Note: The Jakarta Post published this posting under the headline “Blogs level field for corporations and governments” in its Opinion Page on 4 July, with some minor edits.
Corporate communicators, journalists and PR hacks take note: your Defense Minister has just started blogging. What are you going to do about it?
If conversations with professional communicators in Indonesia are anything to go by, the answer is probably nothing. The typical attitude, especially for those over 40, is that blogs are for angst-filled teenagers writing syrupy prose and bad poetry on the Net.
They couldn’t be more wrong. Blogs are very likely to change the way businesses and organizations communicate, especially when it comes to crisis and issues management. The rise of the blogging phenomenon as a potential force in society is well documented in publications such as Fortune, Tom Freidman’s The World is Flat and Naked Conversations, a book co-authored by Robert Scoble, best known as Microsoft’s appointed blogger, and Shel Israel.
Defense Minister Juwono Sudarsono has apparently taken all this seriously and has started blogging from April. So far he’s made five postings: The first was personal and on the arrival of his grandson while the others were about the US Secretary of Defence, development planning and the debate on Pancasila.
His last posting, however, is particularly interesting from a issues management point of view and can be a precursor of how businesses, organizations and personalities may try to engage their detractors in the future.
Titled Military Businesses and the Reform Process, Juwono rebuts the points raised by a Human Rights Watch report of June 2006 called Too High a Price: The Human Rights Costs of the Indonesian Military’s Economic Activities.
So what does he achieve?
Potentially a lot. By even going into the Blogosphere, Juwono is sending a strong signal that he is willing to discuss his views on matters that he cares about, in this case defense issues. He is also sending a message that he is willing to have a conversation with these stakeholders, whether they are supporters or detractors, through his blog.
By doing this he is presenting himself as someone open. By blogging about his grandson he also presents the human side of Juwono the Defense Minister.
Through his blog he is able to engage critics like Human Rights Watch and reply to them, blow for blow if necessary. This is something that it very difficult for an attacked party to do in the traditional mainstream media.
This is because in traditional media, advantage goes to the party that strikes first. So a typical example would be an NGO calling a press conference to accuse, say, a mining company of pollution. It makes the headlines and front page if the accusations are sensational enough.
By the time the mining company calls a press conference of its own to rebut the allegation, the story is downgraded to an inside page because a defense is usually not as sexy as an accusation. By then the damage is done and there is little company can do to mitigate it.
In the blogosphere, however, companies and NGOs enjoy a level playing field. An NGO can make an accusation and the company can rebut it in almost real time and bring other stakeholders in the ensuing conversation. Since most Indonesian NGOs and activists are plugged into the Net anyway it makes it an even better medium to engage them.
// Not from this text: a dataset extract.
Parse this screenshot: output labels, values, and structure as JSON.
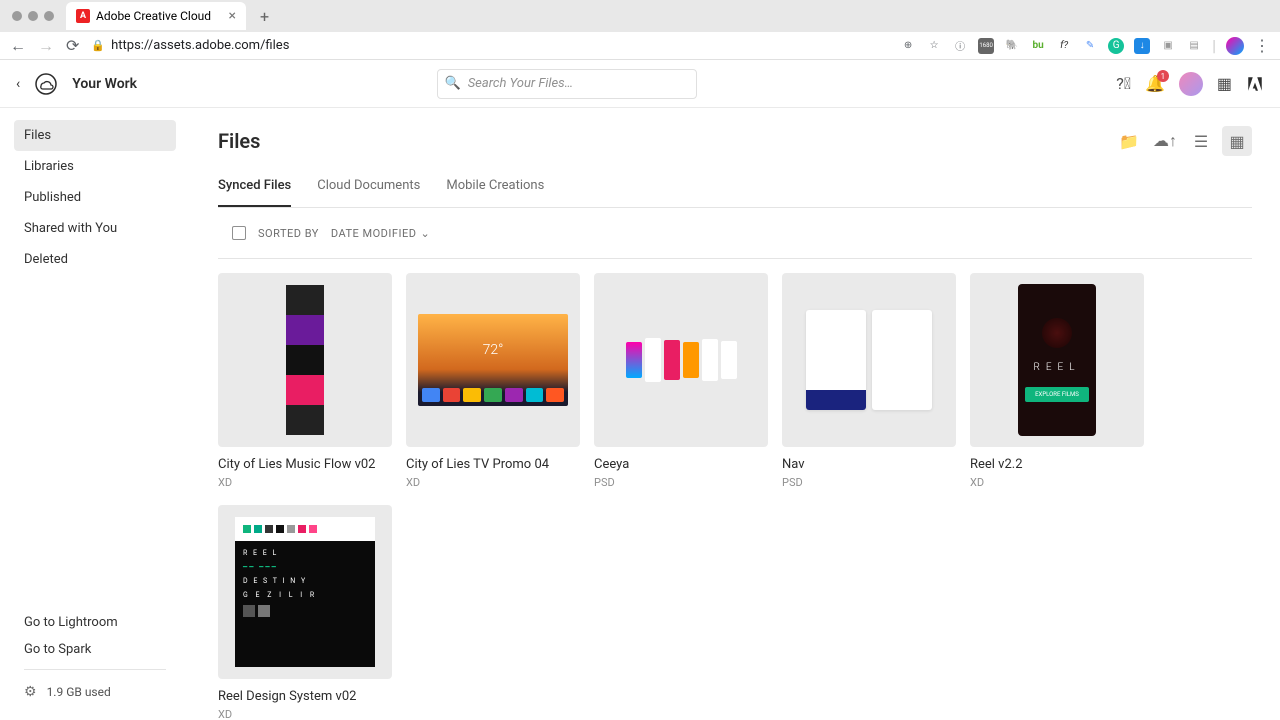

There is also increasing evidence that many issues now begin in the blogosphere and, when it reaches a critical point, jumps over to the traditional media channels. The woes of bicycle lock company Kryptonite, IBM’s crisis involving a flawed chip and other businesses crises apparently had early warnings flashed on the blogosphere. So this is the proper place for businesses and organizations to intercept issues before they become crises.
But for all their potential, blogs are still a relatively new phenomenon and not a few people will be questioning whether Juwono can influence anyone at all.
Time will tell, but in the meantime here are some figures to help you gather an impression whether Juwono’s blog will amount to anything.
Nobody knows about the total number of blogs in the world although some experts place it at 100 million. Jowono’s blog is now ranked 122,749 by Technorati, a web service that searches and ranks blogs by order of influence.
Technorati also says that Juwono has 44 links to his blog from 26 other sites. Among those links are Komunitas Blogger Muslim, Global Voices Online and influential Indonesian blogblogger A. Fatih Syuhud who’s named Juwono the Blogger of the Week in Blogger Indonesia. Fatih has even more links on his blog, meaning more people will read about Juwono and his blog.
Considering that Juwono’s blog is less than three months old with only five postings (most influential bloggers post at least once a day) that not a bad start. Juwono is certainly creating buzz in the blogger community, many of whom would now like to see Human Rights Watch engage the minister on his criticism of their report.
If Human Rights Watch engages Juwono then a conversation between may happen, leading to, in the best circumstances, respect for each other’s views. If the former keeps mum then it would not look too good in the blogosphere as it would mean that they are either so backward they do not know that the Minister is creating waves in the Net; or that they are too cowardly to take him on point for point.
Either way the lesson is there for companies and organizations that are frequently on the receiving end of NGO criticisms: you can potentially level the playing field with a blog.